Imagine a Lion Country

Tales from the Bush

No African vista whispers ‘lion country’ better than the wide open grassy vleis and shady tree-lined dry river banks located in the wild north-west of Hwange National Park.

The numbers bear it out – researchers have long held that the Robins Section, as this part of the park closest to Victoria Falls is known, has the highest density of lions in Hwange. It’s no surprise, because  this area is also famous for its huge herds of 1,000 or more Cape buffalo, which ranks high on Panthera leo’s list of favourite meals. The current king lion of this un-touristy corner of Hwange is a fierce looking veteran named Scar. First spotted by researchers around 2019, in the centre of the reserve, Scar made his way some 60 kilometres north to the area around the Big Toms viewing hide in search of a pride of his own. Scar took on the reigning monarch, Vusi, about a year later and deposed him. Researchers tracking Vusi noticed his collar was stationary for too long, and he was found dead. The Big Toms pride of 14 lions now had a new dominant male.

Scar the Lion - Hwange National Park (2)

Big Toms, and nearby Little Toms, are hides overlooking a narrow winding tributary of the larger Deka River which, along with a number of natural seeps, provide year-round water to this part of Hwange. The Robins area, which includes Hideaways Nantwich Lodge, is home to the largest variety of species of Hwange’s three regions. It’s notably home to rare antelope species including sable, roan, reedbuck, tsessebe and eland. The more open country around Nantwich is also emerging as one of the best places to see cheetah in the reserve. Researchers first noticed that scar, named after a wound on his face, had a milky eye, caused by a cataract. Over time his eye worsened – it’s now thought he is blind in one eye – but that hasn’t stopped him seeing off challengers and protecting his pride.

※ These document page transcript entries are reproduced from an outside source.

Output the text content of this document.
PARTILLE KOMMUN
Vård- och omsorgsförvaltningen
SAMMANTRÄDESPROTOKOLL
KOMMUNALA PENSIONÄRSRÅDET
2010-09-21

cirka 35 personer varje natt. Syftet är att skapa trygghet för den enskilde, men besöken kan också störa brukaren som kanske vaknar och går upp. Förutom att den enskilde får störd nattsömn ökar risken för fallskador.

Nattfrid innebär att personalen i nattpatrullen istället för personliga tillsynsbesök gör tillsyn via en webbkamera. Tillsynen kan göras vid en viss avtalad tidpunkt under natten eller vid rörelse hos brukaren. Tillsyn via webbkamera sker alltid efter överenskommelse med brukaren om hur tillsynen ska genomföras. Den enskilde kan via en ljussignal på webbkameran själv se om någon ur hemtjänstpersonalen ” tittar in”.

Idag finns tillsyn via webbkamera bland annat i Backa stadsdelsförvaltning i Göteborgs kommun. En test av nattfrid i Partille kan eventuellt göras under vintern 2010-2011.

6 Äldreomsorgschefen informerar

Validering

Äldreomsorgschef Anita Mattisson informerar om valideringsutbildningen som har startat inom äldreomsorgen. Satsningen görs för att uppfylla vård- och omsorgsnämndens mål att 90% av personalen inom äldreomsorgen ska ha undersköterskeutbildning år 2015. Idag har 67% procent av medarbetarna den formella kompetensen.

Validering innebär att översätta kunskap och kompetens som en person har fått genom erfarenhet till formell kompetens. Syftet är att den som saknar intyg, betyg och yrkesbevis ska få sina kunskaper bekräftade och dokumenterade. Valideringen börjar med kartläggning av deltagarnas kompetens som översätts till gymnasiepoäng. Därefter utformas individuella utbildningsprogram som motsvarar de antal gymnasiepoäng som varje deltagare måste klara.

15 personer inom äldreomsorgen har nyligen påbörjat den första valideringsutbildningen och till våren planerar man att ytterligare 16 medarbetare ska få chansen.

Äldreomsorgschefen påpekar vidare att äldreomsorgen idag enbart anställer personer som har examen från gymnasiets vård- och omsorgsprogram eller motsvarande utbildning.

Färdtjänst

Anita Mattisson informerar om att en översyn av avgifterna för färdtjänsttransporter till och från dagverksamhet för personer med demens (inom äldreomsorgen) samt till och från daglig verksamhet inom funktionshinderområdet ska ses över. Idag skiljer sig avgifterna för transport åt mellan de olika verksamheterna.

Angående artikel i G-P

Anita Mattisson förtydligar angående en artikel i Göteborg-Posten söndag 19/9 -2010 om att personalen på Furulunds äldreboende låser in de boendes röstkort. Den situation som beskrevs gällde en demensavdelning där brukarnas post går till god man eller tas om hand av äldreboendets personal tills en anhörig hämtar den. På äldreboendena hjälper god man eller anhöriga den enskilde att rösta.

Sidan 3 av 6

While Scar and his females and cubs lead a traditional life, probably aided by the fact that a solar-powered pump keeps water flowing and plains game present at Big Toms year-round, lion dynamics vary in other parts of the park. Elsewhere in this sector are prides where the lionesses mostly call the shots, without the presence of a full-time dominant male. Instead, nomadic coalitions of males service a number of prides, calling them their own. One such family is Percy’s Pride, a grouping of five females and their cubs. It’s thought that two males who were pushed out of Scar’s pride have been mating with the Percy females. Percy’s Pride is named after Percy Durban Crewe, a failed prospector and confidant of the 19th century king of the Matabele (Ndebele) people, Lobengula. Percy was granted Nantwich Farm (the site of the current lodge), and lived there with his Ndebele lover, Vuvuka, until his death in 1931.

The neighbouring farm was owned by an eccentric pioneer of conservation, Herbert Robins, who had bought two existing farms, Little Toms and Big Toms. Robins, an ageing bachelor and astronomer who greeted visitors to his farm while dressed in his pyjamas, was an early believer that people would prefer to pay money to see and photograph lions and other big game, than hunt them. Both Percy and Herbert Robins’ farms were incorporated into Hwange National Park after their deaths. Percy rests in his grave on a hill overlooking Nantwich and the rolling grassy vleis around the lodge – lion country.